Can India still achieve 7%+ growth over the next 3-5 years?
Decomposing India's growth into inputs of production and total factor productivity (TFP), we believe rising rates of investments and productivity are key for higher sustainable growth. The policy bias will need to change from repair to growth. Unlike earlier near-term growth disruptive reforms (GST, anti corruption agenda, banking system clean-up), the focus needs to be on reforms that are growth-supportive (for instance, recent corporate tax rate cut). Our analysis suggests that in an upside scenario if India integrates into global supply chains along with productivity-enhancing structural reforms, it could return to potential growth of 7%+ through a combination of higher investment growth (12% YoY) and TFP (4%). A likely downside scenario (policy mis-steps and weak global growth), associated with low TFP (2.5%) and sluggish investment growth (4%YoY), could take growth to 4.5-5.0%.
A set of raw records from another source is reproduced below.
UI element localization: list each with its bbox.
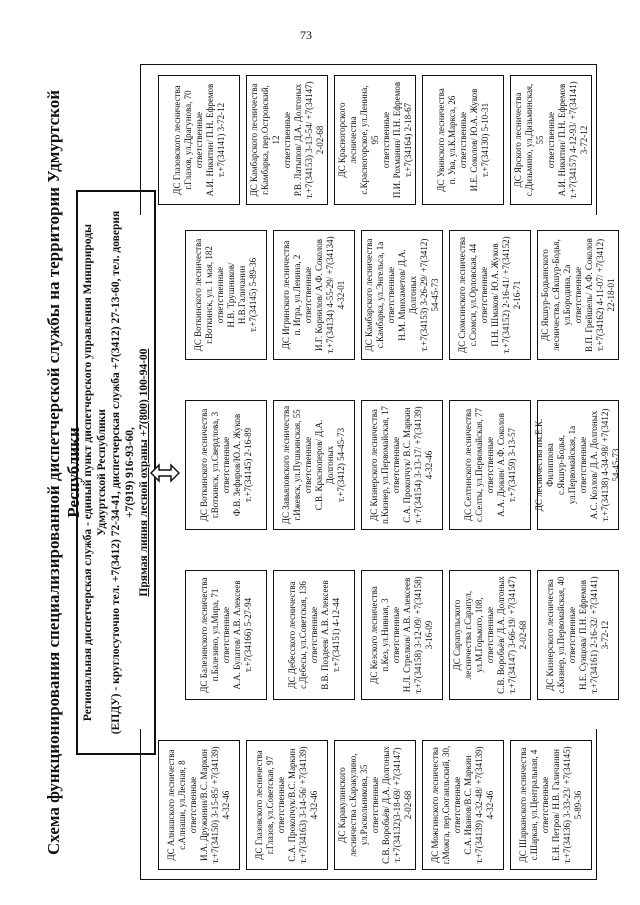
dispatch-addr: п.Кизнер, ул.Первомайская, 17 <box>380 406 390 524</box>
dispatch-phone: т.+7(34150) 3-15-85/ +7(34139) 4-32-46 <box>210 746 231 864</box>
dispatch-person: Н.Л. Стрелков/ А.В. Алексеев <box>402 577 412 693</box>
dispatch-person: И.Г. Корнилов/ А.Ф. Соколов <box>314 238 324 352</box>
dispatch-phone: т.+7(34153) 3-13-54/ +7(34147) 2-02-68 <box>303 81 325 199</box>
dispatch-service-box <box>185 400 267 530</box>
dispatch-person: А.И. Никитин/ П.Н. Ефремов <box>556 83 567 197</box>
dispatch-phone: т.+7(34158) 3-12-09/ +7(34158) 3-16-09 <box>413 576 434 694</box>
dispatch-role: ответственные <box>484 436 495 494</box>
dispatch-name: ДС Завьяловского лесничества <box>281 405 291 525</box>
dispatch-person: С.А. Прокопчук/В.С. Маркин <box>287 748 297 862</box>
dispatch-addr: ул.М.Горького, 108, <box>473 597 484 673</box>
dispatch-addr: г.Можга, пер.Сюгаильский, 30, <box>441 745 451 865</box>
dispatch-phone: т.+7(34157) 4-12-93/ +7(34141) 3-72-12 <box>567 81 589 199</box>
dispatch-name: ДС Глазовского лесничества <box>171 85 182 195</box>
dispatch-person: А.И. Никитин/ П.Н. Ефремов <box>204 83 215 197</box>
dispatch-person: Н.В. Трушников/ Н.В.Галичанин <box>226 262 247 328</box>
dispatch-name: ДС Якшур-Бодьинского лесничества, с.Якшур-Бодья, <box>539 239 561 351</box>
dispatch-person: С.А. Иванов/В.С. Маркин <box>463 755 473 855</box>
hq-hotline: Прямая линия лесной охраны +7(800) 100-94-00 <box>138 348 150 597</box>
dispatch-phone: т.+7(34130) 5-10-31 <box>479 102 490 178</box>
dispatch-person: Н.Е. Сунцова/ П.Н. Ефремов <box>578 579 588 691</box>
dispatch-phone: т.+7(34136) 3-33-23/ +7(34145) 5-89-36 <box>562 746 583 864</box>
dispatch-addr: с.Селты, ул.Первомайская, 77 <box>473 408 484 522</box>
dispatch-addr: с.Красногорское, ул.Ленина, 95 <box>358 85 380 195</box>
dispatch-person: Е.Н. Петров/ Н.В. Галичанин <box>551 749 561 861</box>
dispatch-addr: г.Камбарка, пер.Островский, 12 <box>259 85 281 195</box>
dispatch-role: ответственные <box>281 111 292 169</box>
dispatch-role: ответственные <box>572 266 583 324</box>
dispatch-service-box <box>361 400 443 530</box>
dispatch-phone: т.+7(34138) 4-34-98/ +7(3412) 54-45-73 <box>600 408 621 522</box>
dispatch-name: ДС лесничества им.Е.К. Филиппова <box>534 418 555 512</box>
dispatch-name: ДС Камбарского лесничества <box>363 238 374 352</box>
dispatch-role: ответственные <box>578 436 588 494</box>
dispatch-service-box <box>185 570 267 700</box>
dispatch-role: ответственные <box>380 111 391 169</box>
dispatch-addr: с.Дебесы, ул.Советская, 136 <box>297 581 308 689</box>
dispatch-service-box <box>534 400 621 530</box>
dispatch-column <box>185 570 619 700</box>
dispatch-role: ответственные <box>391 436 401 494</box>
rotated-page-area <box>40 60 621 885</box>
dispatch-column <box>185 400 619 530</box>
dispatch-person: А.С. Козлов/ Д.А. Долгоных <box>589 410 599 520</box>
dispatch-person: С.В. Красноперов/ Д.А. Долгоных <box>314 419 335 511</box>
diagram-canvas <box>40 60 621 885</box>
double-arrow-icon <box>150 461 180 485</box>
dispatch-service-box <box>422 740 504 870</box>
dispatch-addr: с.Шаркан, ул.Центральная, 4 <box>529 749 539 861</box>
dispatch-service-box <box>361 570 443 700</box>
dispatch-role: ответственные <box>540 776 550 834</box>
dispatch-name: ДС Ярского лесничества <box>512 92 523 188</box>
dispatch-person: С.А. Прокопчук/ В.С. Маркин <box>402 407 412 523</box>
dispatch-service-box <box>449 400 531 530</box>
dispatch-name: ДС Дебесского лесничества <box>286 581 297 689</box>
dispatch-service-box <box>185 230 267 360</box>
dispatch-person: В.В. Поздеев/ А.В. Алексеев <box>319 580 330 690</box>
dispatch-addr: п. Ува, ул.К.Маркса, 26 <box>446 95 457 185</box>
dispatch-phone: т.+7(34147) 3-66-19/ +7(34147) 2-02-68 <box>506 576 528 694</box>
dispatch-addr: п.Кез, ул.Нивная, 3 <box>380 598 390 672</box>
dispatch-service-box <box>158 75 240 205</box>
dispatch-addr: г.Ижевск, ул.Пушкинская, 55 <box>292 409 302 521</box>
dispatch-name: ДС Воткинского лесничества <box>193 238 203 352</box>
dispatch-service-box <box>273 230 355 360</box>
dispatch-phone: т.+7(34162) 4-11-07/ +7(3412) 22-18-01 <box>594 238 616 352</box>
dispatch-name: ДС Можгинского лесничества <box>430 747 440 863</box>
dispatch-name: ДС Шарканского лесничества <box>518 747 528 863</box>
dispatch-person: Р.В. Латыпов/ Д.А. Долгоных <box>292 83 303 197</box>
diagram-title: Схема функционирования специализированной диспетчерской службы на территории Удмуртской Республики <box>44 89 83 856</box>
dispatch-name: ДС Алнашского лесничества <box>166 749 176 861</box>
dispatch-addr: г.Глазов, ул.Советская, 97 <box>265 755 275 855</box>
dispatch-phone: т.+7(34151) 4-12-44 <box>330 597 341 673</box>
dispatch-person: С.В. Воробьёв/ Д.А. Долгоных <box>380 746 391 864</box>
dispatch-role: ответственные <box>391 606 401 664</box>
dispatch-phone: т.+7(34141) 3-72-12 <box>215 102 226 178</box>
dispatch-service-box <box>510 75 592 205</box>
dispatch-role: ответственные <box>303 436 313 494</box>
dispatch-phone: т.+7(3412) 54-45-73 <box>336 427 346 503</box>
dispatch-addr: с.Кизнер, ул.Первомайская, 40 <box>556 576 566 694</box>
dispatch-role: ответственные <box>188 776 198 834</box>
dispatch-person: П.Н. Шмаков/ Ю.А. Жуков <box>490 243 500 347</box>
dispatch-role: ответственные <box>369 776 380 834</box>
dispatch-addr: с.Дизьмино, ул.Дизьминская, 55 <box>523 83 545 197</box>
dispatch-phone: т.+7(34134) 4-55-29/ +7(34134) 4-32-01 <box>325 236 346 354</box>
dispatch-column <box>185 230 619 360</box>
dispatch-phone: т.+7(34163) 3-14-56/ +7(34139) 4-32-46 <box>298 746 319 864</box>
dispatch-addr: с.Камбарка, ул.Энгельса, 1а <box>374 241 385 349</box>
dispatch-service-box <box>422 75 504 205</box>
dispatch-column <box>158 740 592 870</box>
dispatch-addr: с.Сюмси, ул.Орловская, 44 <box>468 243 478 347</box>
dispatch-role: ответственные <box>457 111 468 169</box>
dispatch-phone: т.+7(34154) 3-13-17/ +7(34139) 4-32-46 <box>413 406 434 524</box>
dispatch-service-box <box>246 740 328 870</box>
dispatch-service-box <box>334 75 416 205</box>
dispatch-addr: п.Балезино, ул.Мира, 71 <box>209 588 220 682</box>
dispatch-name: ДС Кезского лесничества <box>369 586 379 684</box>
dispatch-service-box <box>537 230 619 360</box>
dispatch-addr: п. Игра, ул.Ленина, 2 <box>292 254 302 336</box>
dispatch-phone: т.+7(34161) 2-16-32/ +7(34141) 3-72-12 <box>589 576 610 694</box>
dispatch-phone: т.+7(34164) 2-18-67 <box>402 102 413 178</box>
dispatch-role: ответственные <box>479 266 489 324</box>
dispatch-column <box>158 75 592 205</box>
dispatch-role: ответственные <box>484 606 495 664</box>
dispatch-service-box <box>449 570 531 700</box>
dispatch-role: ответственные <box>545 111 556 169</box>
dispatch-name: ДС Сюмсинского лесничества <box>457 236 467 354</box>
dispatch-name: ДС Кизнерского лесничества <box>369 409 379 521</box>
dispatch-phone: т.+7(34166) 5-27-94 <box>242 597 253 673</box>
dispatch-phone: т.+7(34153) 3-26-29/ +7(3412) 54-45-73 <box>418 238 440 352</box>
dispatch-addr: с.Якшур-Бодья, ул.Первомайская, 1а <box>556 425 577 505</box>
dispatch-addr: с.Алнаши, ул.Лесная, 8 <box>177 760 187 850</box>
hq-line-1: Региональная диспетчерская служба - единый пункт диспетчерского управления Минприроды Удмуртской Республики <box>82 223 108 722</box>
dispatch-name: ДС Камбарского лесничества <box>248 83 259 197</box>
dispatch-person: И.Е. Соколов/ Ю.А. Жуков <box>468 88 479 192</box>
dispatch-role: ответственные <box>220 436 231 494</box>
dispatch-service-box <box>334 740 416 870</box>
dispatch-person: Ф.В. Зефиров/Ю.А. Жуков <box>231 413 242 517</box>
dispatch-name: ДС Глазовского лесничества <box>254 750 264 860</box>
dispatch-phone: т.+7(34159) 3-13-57 <box>506 427 517 503</box>
dispatch-addr: г.Воткинск, ул.Свердлова, 3 <box>209 411 220 519</box>
dispatch-name: ДС Воткинского лесничества <box>198 408 209 522</box>
dispatch-phone: т.+7(34139) 4-32-48/ +7(34139) 4-32-46 <box>474 746 495 864</box>
hq-line-2: (ЕПДУ) - круглосуточно тел. +7(3412) 72-34-41, диспетчерская служба +7(3412) 27-13-60, тел. доверия +7(919) 916-93-60, <box>110 210 136 735</box>
dispatch-role: ответственные <box>276 776 286 834</box>
dispatch-name: ДС Каракулинского лесничества с.Каракулино, <box>336 753 358 857</box>
dispatch-role: ответственные <box>303 266 313 324</box>
dispatch-role: ответственные <box>567 606 577 664</box>
headquarters-box <box>76 190 156 755</box>
dispatch-phone: т.+7(34145) 5-89-36 <box>248 257 258 333</box>
dispatch-name: ДС Красногорского лесничества <box>336 102 358 178</box>
dispatch-service-box <box>273 400 355 530</box>
dispatch-service-box <box>510 740 592 870</box>
dispatch-role: ответственные <box>215 266 225 324</box>
dispatch-person: В.П. Грейшель/ А.Ф. Соколов <box>583 238 594 352</box>
dispatch-name: ДС Селтинского лесничества <box>462 408 473 522</box>
dispatch-role: ответственные <box>193 111 204 169</box>
dispatch-person: Н.М. Минхаметов/ Д.А. Долгоных <box>396 249 418 341</box>
dispatch-addr: ул.Бородина, 2а <box>561 264 572 326</box>
dispatch-addr: ул.Раскольникова, 35 <box>358 764 369 846</box>
dispatch-addr: г.Глазов, ул.Драгунова, 70 <box>182 90 193 190</box>
dispatch-service-box <box>246 75 328 205</box>
dispatch-service-box <box>449 230 531 360</box>
dispatch-person: И.А. Дружинин/В.С. Маркин <box>199 749 209 861</box>
dispatch-name: ДС Сарапульского лесничества г.Сарапул, <box>451 590 473 680</box>
dispatch-phone: т.+7(34132)3-18-69/ +7(34147) 2-02-68 <box>391 747 413 863</box>
dispatch-person: С.В. Воробьёв/ Д.А. Долгоных <box>495 576 506 694</box>
dispatch-name: ДС Игринского лесничества <box>281 240 291 350</box>
dispatch-name: ДС Увинского лесничества <box>435 88 446 192</box>
dispatch-name: ДС Балезинского лесничества <box>198 577 209 693</box>
page-number: 73 <box>300 28 312 42</box>
dispatch-addr: г.Воткинск, ул. 1 мая, 182 <box>204 246 214 344</box>
dispatch-role: ответственные <box>452 776 462 834</box>
dispatch-service-box <box>158 740 240 870</box>
dispatch-service-box <box>537 570 619 700</box>
dispatch-name: ДС Кизнерского лесничества <box>545 579 555 691</box>
dispatch-person: А.А. Дюкин/ А.Ф. Соколов <box>495 413 506 517</box>
dispatch-service-box <box>273 570 355 700</box>
dispatch-phone: т.+7(34145) 2-16-89 <box>242 427 253 503</box>
dispatch-role: ответственные <box>385 266 396 324</box>
dispatch-role: ответственные <box>220 606 231 664</box>
dispatch-service-box <box>361 230 443 360</box>
dispatch-person: П.И. Рохманин/ П.Н. Ефремов <box>391 81 402 199</box>
dispatch-phone: т.+7(34152) 2-16-41/ +7(34152) 2-16-71 <box>501 236 522 354</box>
dispatch-role: ответственные <box>308 606 319 664</box>
dispatch-person: А.А. Булатов/ А.В. Алексеев <box>231 580 242 690</box>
Focus on gaining share in global supply chain shifts & doubling of FDI inflows
UBS Evidence Lab CFO Surveys suggest high and increased intention of moving away from China by export-oriented companies. 60% in the China CFO, 85% in the North Asia survey and 86% in the US CFO survey said they had moved or plan to move part of their production (average 30%) out of China. These surveys point to early evidence that India is emerging as one of the favoured destinations as companies look to relocate from China. To optimize this golden opportunity, the government needs to announce a credible fiscal stimulus immediately to reduce the near-term downside risks to growth. The focus needs to be on integrating India into the global supply chain. Separately, FDI inflows to India rose to a record US56bn in FY20 and the government estimates FDI pipeline to have jumped to US$162bn currently. We estimate FDI inflows could increase to cUS$70bn by FY23. The transfer of technical and organisational knowledge that accompanies these flows should help boost productivity and support growth.
How much growth does India really need? Demographic dividend; need jobs
India has the best demographic among peers. The biggest challenge is its ability to create ample employment opportunities for the rising working-age population. Of the incremental 12m rise in India's working-age population every year, 5m workers enter the labour force, though less than half find a job. Over 45% of the workforce now is employed (unproductively) in agriculture and may therefore also be in need of more productive jobs. The economic consequence entails stagnant disposable income amidst potentially weaker job creation trends (quantity, quality or both). We believe India needs to grow by at least 8% YoY annually just to absorb incremental labour force with a focus on mobilisation of resources towards manufacturing, exports and capex. Our upside case does not build in an end of unemployment or even underemployment in India, though we do assume the situation becomes better.